Mubah, seperti jabat tangan setelah shalat. Walhasil, kata Imam ‘Izzuddin.
“Segala sesuatu kegiatan keagamaan yang tidak ditemukan pada zaman Rasulullah
SAW, hukumnya tergantung dari tercakupnya pada salah satu kaidah hukum
Islam, haram, makruh, wajib, sunnah atau mubah”.
Kelompok
Wahabi dan yang semisal sering mengangkat Hadits berikut ini sebagai dasar atas
kekeliruan amalan Ahlussunnah wal jama’ah:
عن
عائشة رضي الله عنها قالت أن رسول الله صلى الله عليه وسلم قال: من عمل عملا ليس
عليه أمرنا فهو رد. رواه مسلم
“Dari
‘Aisyah RA, ia berkata: Sesungguhnya Rasulullah SAW bersabda: Barangsiapa yang
melakukan suatu perbuatan yang tiada perintah kami atasnya, maka amal itu
ditolak” HR. Muslim.
Hadits
yang semisal ini sering dijadikan dalil untuk melarang semua bentuk perbuatan
yang tidak pernah dilaksanakan pada masa Nabi SAW. Padahal yang dimaksud
tidaklah seperti itu. Para ulama menyatakan, bahwa yang dilarang dalam Hadits
itu adalah membuat-buat hukum baru yang tidak pernah dijelaskan dalam al-Qur’an
ataupun Hadits, baik secara eksplisit (jelas) atau implisit (isyarat), kemudian
diyakini sebagai suatu bentuk ibadah murni kepada Allah SWT seolah-olah bagian
dari ajaran agama. Karena itu ulama membuat beberapa kriteria dalam persoalan
bid’ah ini.
Pertama,
jika perbuatan itu memiliki dasar yang kuat dalil-dalil syar’i, baik yang
parsial (juz’i) atau umum, maka bukan tergolong bid’ah. Bila tidak ada dalill
yang dapat dibuat sandaran, itulah bid’ah yang dilarang.
Kedua,
memperhatikan apa yang menjadi ajaran ulama salaf (ulama pada abad l, ll dan
lll H.), jika sudah diajarkan oleh mereka, atau memiliki landasan yang kuat
dari ajaran kaidah yang mereka buat, maka perbuatan itu bukan tergolong bid’ah.
Ketiga,
dengan jalan qiyas. Yakni mengukur perbuatan tersebut dengan beberapa amaliyah
yang telah ada hukumnya dari nash al-Qur’an dan Hadits. Apabila identik dengan
perbuatan haram, maka perbuatan baru itu tergolong bid’ah muharromah.
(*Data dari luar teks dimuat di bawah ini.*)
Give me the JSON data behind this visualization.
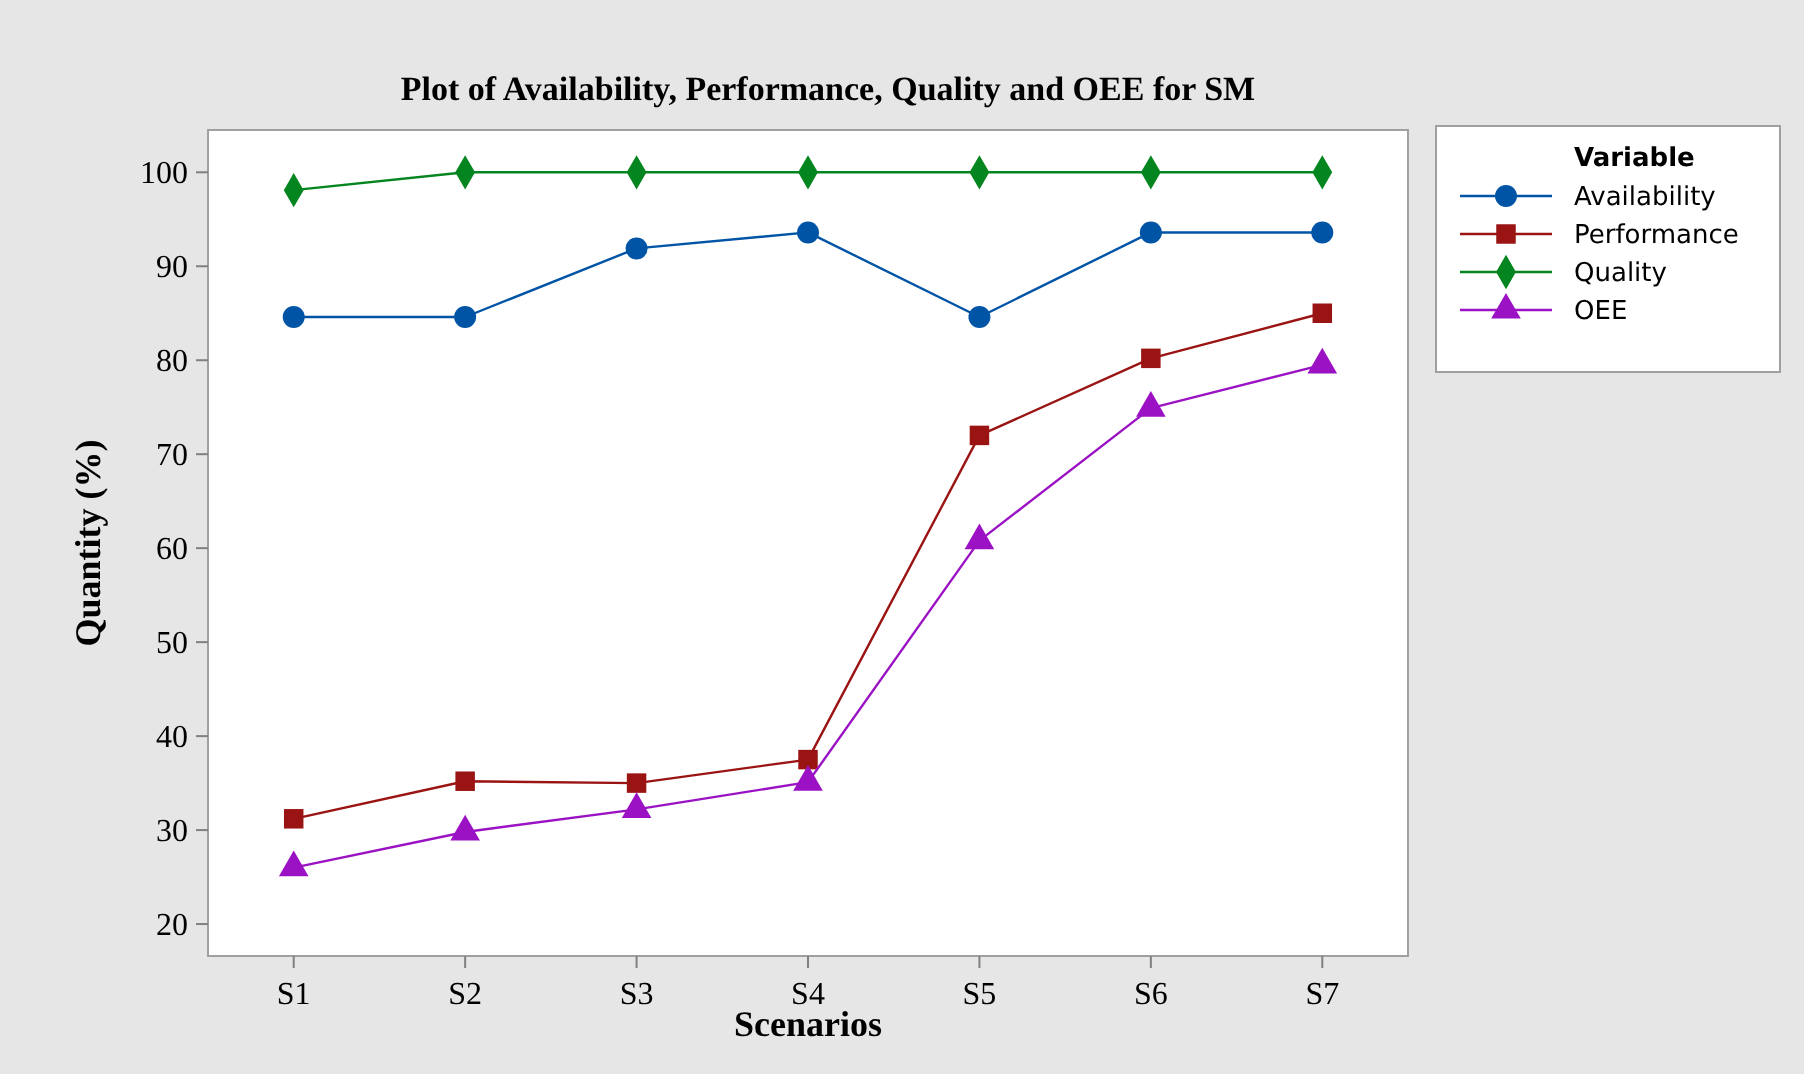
{
  "chart_data": {
    "type": "line",
    "title": "Plot of Availability, Performance, Quality and OEE for SM",
    "xlabel": "Scenarios",
    "ylabel": "Quantity (%)",
    "legend_title": "Variable",
    "categories": [
      "S1",
      "S2",
      "S3",
      "S4",
      "S5",
      "S6",
      "S7"
    ],
    "series": [
      {
        "name": "Availability",
        "color": "#0054a6",
        "marker": "circle",
        "values": [
          84.6,
          84.6,
          91.9,
          93.6,
          84.6,
          93.6,
          93.6
        ]
      },
      {
        "name": "Performance",
        "color": "#9b1414",
        "marker": "square",
        "values": [
          31.2,
          35.2,
          35.0,
          37.5,
          72.0,
          80.2,
          85.0
        ]
      },
      {
        "name": "Quality",
        "color": "#05851f",
        "marker": "diamond",
        "values": [
          98.1,
          100,
          100,
          100,
          100,
          100,
          100
        ]
      },
      {
        "name": "OEE",
        "color": "#9b12c4",
        "marker": "triangle",
        "values": [
          26.0,
          29.8,
          32.2,
          35.1,
          60.8,
          74.9,
          79.5
        ]
      }
    ],
    "ylim": [
      16.6,
      104.5
    ],
    "yticks": [
      20,
      30,
      40,
      50,
      60,
      70,
      80,
      90,
      100
    ],
    "grid": false,
    "legend": "top right",
    "line_style": "solid"
  }
}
Apabila memiliki kemiripan dengan yang wajib, maka tergolong perbuatan baru
yang wajib. Dan begitu seterusnya.
Hadits
lain yang sering dijadikan dalil atas sesatnya semua perbuatan yang tidak
dikenal pada masa Rasulluah SAW adalah:
عن
عبد الله ابن مسعود, أن رسول الله صلى الله عليه وسلم قال: ألا وإياكم ومحدثات
الأمور فإن شر الأمور محدثاتها وكل محدثة بدعة وكل بدعة ضلالة. رواه ابن ماجه
“Dari
‘Abdullah bin Mas’ud. Sesungguhnya Rasulullah SAW bersabda: Ingatlah,
berhati-hatilah kalian, jangan sampai membuat hal-hal baru. Karena perkara yang
paling jelek adalah membuat hal baru . dan setiap perbuatan yang baru itu
adalah bid’ah. Dan semua bid’ah itu sesat.” HR. Ibnu Majah.
Dalam
Hadits ini Rasulullah SAW menggunakan kalimat kullu (semua), yang
secara tekstual seolah-olah diartikan semuanya atau seluruhnya. Sebenarnya
kalimat kullu tidak selamanya berarti keseluruhan atau semua,
adakalanya berarti sebagian. Seperti dalam ayat al-Qu’an:
“Dan
dari air kami jadikan segala sesuatu yang hidup. Maka mengapakah mereka tiada
juga beriman?” QS. Al-Anbiya’:30.
Meskipun
ayat ini menggunakan kalimat kullu, namun tidak berarti semua benda
yang ada dunia ini diciptakan dari air. Buktinya ayat al-Qur’an yang lain
berikut ini:
“Dan
Allah SWT menciptakan jin dari percikan api yang menyala”. QS.
Ar-Rahman:15.
Maka
demikian pula dengan Hadits diatas. Walaupun menggunakan kalimat kullu,
bukan berarti seluruh yang tidak ada pada masa Nabi SAW dilarang dan sesat. Ini
dibuktikan, karena ternyata para sahabat juga melaksanakan perbuatan yang tidak
ada pada masa Rasulullah SAW masih hidup. Misalnya usaha menghimpun dan
membukukan al-Qur’an, mengumpulkan jama’ah tarawih menjadi satu didalam masjid,
dan lain-lain. Nah, kalau kalimat kullu diatas diartikan keseluruhan,
yang berarti semua hal-hal yang baru itu sesat dan berdosa, berarti para
sahabat telah melakukan kesesatan dan perbuatan dosa secara kolektif (bersama).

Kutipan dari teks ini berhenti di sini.